LM: Paul Thomas Anderson knows how to make movies so it is no surprise to find his latest a well-constructed period piece that looks fantastic and draws into this small world of a couture dress maker in 1950s England. It also no surprise to find towering performances from the cast of Daniel Day-Lewis, Lewis Manville and Vicky Krieps in a triumvirate of power dynamics and mutual need. What is surprising is the slight humour at the corners of this story of people who really take part in some toxic behaviour. A film that speaks to the current times of gender dynamics, it ends on a surprisingly hopeful note about co-existence.

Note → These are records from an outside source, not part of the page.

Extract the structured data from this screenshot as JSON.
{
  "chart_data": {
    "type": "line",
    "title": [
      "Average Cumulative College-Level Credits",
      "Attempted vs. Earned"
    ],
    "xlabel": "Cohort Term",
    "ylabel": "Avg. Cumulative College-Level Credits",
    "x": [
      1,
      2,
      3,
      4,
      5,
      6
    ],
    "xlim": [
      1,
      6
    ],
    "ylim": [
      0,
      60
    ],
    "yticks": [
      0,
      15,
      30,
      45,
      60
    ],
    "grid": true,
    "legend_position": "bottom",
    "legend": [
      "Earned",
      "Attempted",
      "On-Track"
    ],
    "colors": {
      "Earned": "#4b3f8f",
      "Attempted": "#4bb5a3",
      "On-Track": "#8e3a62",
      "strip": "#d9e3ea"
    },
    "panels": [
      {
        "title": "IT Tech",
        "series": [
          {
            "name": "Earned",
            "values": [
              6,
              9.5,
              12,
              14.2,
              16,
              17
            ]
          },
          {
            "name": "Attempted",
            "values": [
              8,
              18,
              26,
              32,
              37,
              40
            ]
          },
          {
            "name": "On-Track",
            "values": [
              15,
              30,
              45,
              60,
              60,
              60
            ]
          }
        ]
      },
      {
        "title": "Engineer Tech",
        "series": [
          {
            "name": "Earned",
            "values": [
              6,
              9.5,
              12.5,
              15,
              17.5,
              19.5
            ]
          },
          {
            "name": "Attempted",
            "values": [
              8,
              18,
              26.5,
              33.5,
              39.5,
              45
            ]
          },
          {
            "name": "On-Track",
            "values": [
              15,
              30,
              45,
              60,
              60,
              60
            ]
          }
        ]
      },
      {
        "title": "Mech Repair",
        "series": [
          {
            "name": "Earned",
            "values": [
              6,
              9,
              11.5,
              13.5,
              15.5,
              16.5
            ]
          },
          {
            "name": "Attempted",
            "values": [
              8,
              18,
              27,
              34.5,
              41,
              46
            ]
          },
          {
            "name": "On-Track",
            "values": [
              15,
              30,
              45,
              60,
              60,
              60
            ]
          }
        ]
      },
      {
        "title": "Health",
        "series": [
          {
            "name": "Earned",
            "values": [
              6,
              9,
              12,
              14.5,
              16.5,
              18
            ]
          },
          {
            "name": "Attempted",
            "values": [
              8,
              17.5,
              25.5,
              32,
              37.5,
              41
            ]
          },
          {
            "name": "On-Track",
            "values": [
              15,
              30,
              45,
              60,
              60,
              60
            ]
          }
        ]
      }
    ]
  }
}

DMB: The most acclaimed and powerfully dramatic films nowadays seem to be coming from Russian filmmaker Andrey Zvyagintsev. Although his previous films seemed too engineered to really hit hard with an emotional punch, Loveless feels less like a satirical critique than the rest of his oeuvre and dedicates itself to mood and emotion, all brimming out of a simple tale of a missing runaway child. The parents enlist the help of a volunteer search group, but all of the couples’ efforts bring out more and more of their gruelling resentment and regrets, making this film a thoroughly gloomy and thoroughly Russian examination on this most fraught of romances.

NG: Possibly one of the most valuable, important Australian films ever made, Sweet Country is a violent, bloody and emotionally wrought period western which explores colonialism and cultural erasure. Set against the red dust and rawness of the Australian outback, this film defies you to not shed tears for our history.